Cultures are organisms, and you can’t separate one thing, like bioethics, from other things. Today, there are three wars going on — in Gaza, Ukraine, and Sudan; Amnesty International has said that the moral norms around trying to minimize death are at risk. Steven Pinker has argued that we are actually better off now than we were hundreds of years ago because the chances of dying by violence have decreased in the last hundred years. But I fear our recent progress is being eroded, and those calculations don’t include psychological harms —
And spiritual fulfillment.
Jonathan: — and I don’t know how you would do that in fairness, you know. But he goes as far as to say that we’re so much more civilized now than we were. And that’s true in some ways and not true in others. But it’s hard to see how the path we’re on leads to a happier future.
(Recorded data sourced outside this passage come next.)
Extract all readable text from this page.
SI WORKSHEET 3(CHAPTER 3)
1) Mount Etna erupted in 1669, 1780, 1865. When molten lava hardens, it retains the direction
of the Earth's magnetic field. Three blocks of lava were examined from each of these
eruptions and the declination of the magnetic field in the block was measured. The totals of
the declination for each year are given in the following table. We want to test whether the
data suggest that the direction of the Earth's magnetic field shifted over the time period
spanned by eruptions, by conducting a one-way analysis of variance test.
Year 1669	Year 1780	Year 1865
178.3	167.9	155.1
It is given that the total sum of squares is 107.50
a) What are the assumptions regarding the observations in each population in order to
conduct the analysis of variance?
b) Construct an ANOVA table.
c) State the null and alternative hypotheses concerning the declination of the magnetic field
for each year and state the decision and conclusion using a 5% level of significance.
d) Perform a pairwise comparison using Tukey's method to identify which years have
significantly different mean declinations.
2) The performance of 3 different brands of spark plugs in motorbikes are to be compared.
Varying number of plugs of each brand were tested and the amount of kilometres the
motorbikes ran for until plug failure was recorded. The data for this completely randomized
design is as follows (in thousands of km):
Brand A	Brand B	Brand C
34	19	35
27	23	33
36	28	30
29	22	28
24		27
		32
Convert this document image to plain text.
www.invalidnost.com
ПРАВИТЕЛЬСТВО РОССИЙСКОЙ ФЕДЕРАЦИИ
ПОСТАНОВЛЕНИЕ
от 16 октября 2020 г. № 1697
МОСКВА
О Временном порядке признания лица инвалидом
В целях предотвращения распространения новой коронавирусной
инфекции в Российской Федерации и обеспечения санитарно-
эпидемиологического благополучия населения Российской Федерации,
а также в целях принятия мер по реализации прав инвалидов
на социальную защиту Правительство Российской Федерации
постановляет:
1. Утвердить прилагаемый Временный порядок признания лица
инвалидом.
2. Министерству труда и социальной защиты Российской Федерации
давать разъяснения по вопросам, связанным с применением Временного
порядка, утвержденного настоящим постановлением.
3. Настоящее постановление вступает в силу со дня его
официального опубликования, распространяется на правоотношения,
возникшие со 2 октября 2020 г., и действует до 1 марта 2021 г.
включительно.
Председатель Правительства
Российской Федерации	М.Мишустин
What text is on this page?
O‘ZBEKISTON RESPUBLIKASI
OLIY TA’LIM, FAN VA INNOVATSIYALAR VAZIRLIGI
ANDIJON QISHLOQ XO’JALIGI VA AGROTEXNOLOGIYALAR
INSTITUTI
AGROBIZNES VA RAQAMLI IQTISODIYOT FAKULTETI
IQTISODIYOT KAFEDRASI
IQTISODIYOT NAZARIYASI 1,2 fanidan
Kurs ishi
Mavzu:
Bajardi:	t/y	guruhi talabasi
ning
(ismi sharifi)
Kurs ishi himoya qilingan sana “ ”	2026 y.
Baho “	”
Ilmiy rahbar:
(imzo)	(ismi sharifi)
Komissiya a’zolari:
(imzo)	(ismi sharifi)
There’s been a general shift back toward ethnic nationalism that I think liberals like me have underappreciated. History doesn’t repeat; it rhymes.
Jonathan D. Moreno is the David and Lyn Silfen University Professor Emeritus at the University of Pennsylvania. He has served as a staff member or adviser to many governmental and nongovernmental organizations, including three US presidential commissions, the Howard Hughes Medical Institute, the Bill and Melinda Gates Foundation, and the UNESCO International Bioethics Committee. He is the author of several books, including “Absolutely Essential.”